The next movement puts us back in the 18th century, and final “marcia” is nothing more or less than German polka music. Sorry, Friedrich, but this concerto is just too much of an unpalatable pastiche of opposing styles of music that just don’t go together.

Happily, the Kapustin works are all excellent little vignettes, typical of this wonderful composer’s style. Once again, Mascarenhas plays with a nice little tone and a decent if not entirely successful attempt to swing. Happily, pianist Johannes Nies has a bit better grasp of jazz style than Mascarenhas, thus in Elegy where the piano takes over for the entire middle section (with the cellist just tossing in a few pizzicato notes), you actually get some swing in the playing. The Burleske, with its irregular meter closer to rock than jazz style, Mascarenhas does a fairly good job keeping up with Nies.

The jazz quotient picks up considerably as soon as we hear Gulda, on piano, playing A Night in Tunisia with his trio of the time. He was still a bit rhythmically stiff in 1958, the time of these performances, yet he clearly knew what he was doing. Hans Last contributes some metronomically-bound bass playing.

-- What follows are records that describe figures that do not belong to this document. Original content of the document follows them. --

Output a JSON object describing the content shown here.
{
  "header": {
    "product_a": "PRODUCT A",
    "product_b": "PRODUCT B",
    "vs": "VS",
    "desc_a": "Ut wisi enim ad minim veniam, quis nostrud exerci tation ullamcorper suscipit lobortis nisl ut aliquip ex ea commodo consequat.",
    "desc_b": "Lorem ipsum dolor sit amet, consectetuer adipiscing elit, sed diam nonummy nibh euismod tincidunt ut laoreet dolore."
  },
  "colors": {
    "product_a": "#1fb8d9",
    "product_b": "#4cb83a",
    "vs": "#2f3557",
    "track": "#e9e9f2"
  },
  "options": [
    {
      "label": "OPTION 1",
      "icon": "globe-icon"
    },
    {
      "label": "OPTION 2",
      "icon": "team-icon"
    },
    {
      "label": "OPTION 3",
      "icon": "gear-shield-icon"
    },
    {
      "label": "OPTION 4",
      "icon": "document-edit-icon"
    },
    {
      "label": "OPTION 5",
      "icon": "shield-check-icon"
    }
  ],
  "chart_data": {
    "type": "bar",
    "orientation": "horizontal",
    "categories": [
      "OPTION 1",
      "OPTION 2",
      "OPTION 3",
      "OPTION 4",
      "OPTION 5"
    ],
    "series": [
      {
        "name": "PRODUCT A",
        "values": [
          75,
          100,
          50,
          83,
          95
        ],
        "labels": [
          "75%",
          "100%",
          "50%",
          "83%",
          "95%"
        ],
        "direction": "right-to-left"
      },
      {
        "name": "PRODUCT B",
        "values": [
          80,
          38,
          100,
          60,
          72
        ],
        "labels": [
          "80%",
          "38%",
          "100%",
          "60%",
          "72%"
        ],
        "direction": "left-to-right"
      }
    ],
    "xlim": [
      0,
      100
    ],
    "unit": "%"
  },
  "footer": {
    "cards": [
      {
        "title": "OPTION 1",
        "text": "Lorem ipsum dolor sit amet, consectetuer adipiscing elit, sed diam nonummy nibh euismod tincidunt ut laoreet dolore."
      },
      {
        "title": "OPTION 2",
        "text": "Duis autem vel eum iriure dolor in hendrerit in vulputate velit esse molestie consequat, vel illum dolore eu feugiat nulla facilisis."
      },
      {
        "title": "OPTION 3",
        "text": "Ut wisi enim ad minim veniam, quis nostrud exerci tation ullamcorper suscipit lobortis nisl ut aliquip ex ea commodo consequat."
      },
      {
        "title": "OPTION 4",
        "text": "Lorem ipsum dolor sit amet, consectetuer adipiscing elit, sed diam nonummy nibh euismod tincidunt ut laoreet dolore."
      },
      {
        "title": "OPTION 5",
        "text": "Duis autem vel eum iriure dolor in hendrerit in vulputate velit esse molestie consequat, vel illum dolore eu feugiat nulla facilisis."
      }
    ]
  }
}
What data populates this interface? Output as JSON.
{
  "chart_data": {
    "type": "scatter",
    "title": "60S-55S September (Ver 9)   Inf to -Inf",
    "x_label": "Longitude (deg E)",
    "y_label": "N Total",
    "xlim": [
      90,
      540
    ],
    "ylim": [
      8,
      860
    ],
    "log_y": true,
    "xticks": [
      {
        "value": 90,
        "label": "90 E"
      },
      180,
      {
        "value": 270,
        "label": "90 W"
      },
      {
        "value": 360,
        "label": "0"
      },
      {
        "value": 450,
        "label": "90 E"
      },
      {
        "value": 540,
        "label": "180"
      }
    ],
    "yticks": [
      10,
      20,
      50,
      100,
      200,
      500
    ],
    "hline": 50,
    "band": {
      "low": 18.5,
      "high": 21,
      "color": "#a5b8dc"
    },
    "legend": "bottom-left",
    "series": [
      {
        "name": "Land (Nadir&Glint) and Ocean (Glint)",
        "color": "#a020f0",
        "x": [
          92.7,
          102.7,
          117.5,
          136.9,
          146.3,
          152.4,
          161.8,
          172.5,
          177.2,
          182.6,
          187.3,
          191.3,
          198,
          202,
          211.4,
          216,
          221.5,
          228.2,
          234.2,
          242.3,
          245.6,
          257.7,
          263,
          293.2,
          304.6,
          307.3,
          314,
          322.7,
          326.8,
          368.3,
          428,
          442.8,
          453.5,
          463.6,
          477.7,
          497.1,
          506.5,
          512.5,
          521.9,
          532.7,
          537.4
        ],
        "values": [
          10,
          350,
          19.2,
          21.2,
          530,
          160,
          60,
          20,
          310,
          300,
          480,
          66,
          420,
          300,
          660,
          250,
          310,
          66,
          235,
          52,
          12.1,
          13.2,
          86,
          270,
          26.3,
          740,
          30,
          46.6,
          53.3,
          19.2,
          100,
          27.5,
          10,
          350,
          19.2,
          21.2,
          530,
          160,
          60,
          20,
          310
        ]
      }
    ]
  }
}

Most people don’t know this, but Gillespie’s Blues ‘n’ Boogie was the theme song of the Billy Eckstine bop band, written while he was a member of its trumpet section. Gulda plays it considerably faster than the original tempo, and if the looseness of his swing doesn’t  quite recapture memories of Bud Powell it’s certainly good within its own limits. The set winds up with Frank Foster’s Doin’ the Thing, on which Gulda suddenly switches from the piano to the block flute (or recorder) for the opening chorus before moving back to the piano, then again to the recorder for a nice solo.

So the last seven tracks are fun to listen to, but I really couldn’t take that cello concerto. It’s just too much of a pastiche musically and, to my ears, doesn’t work.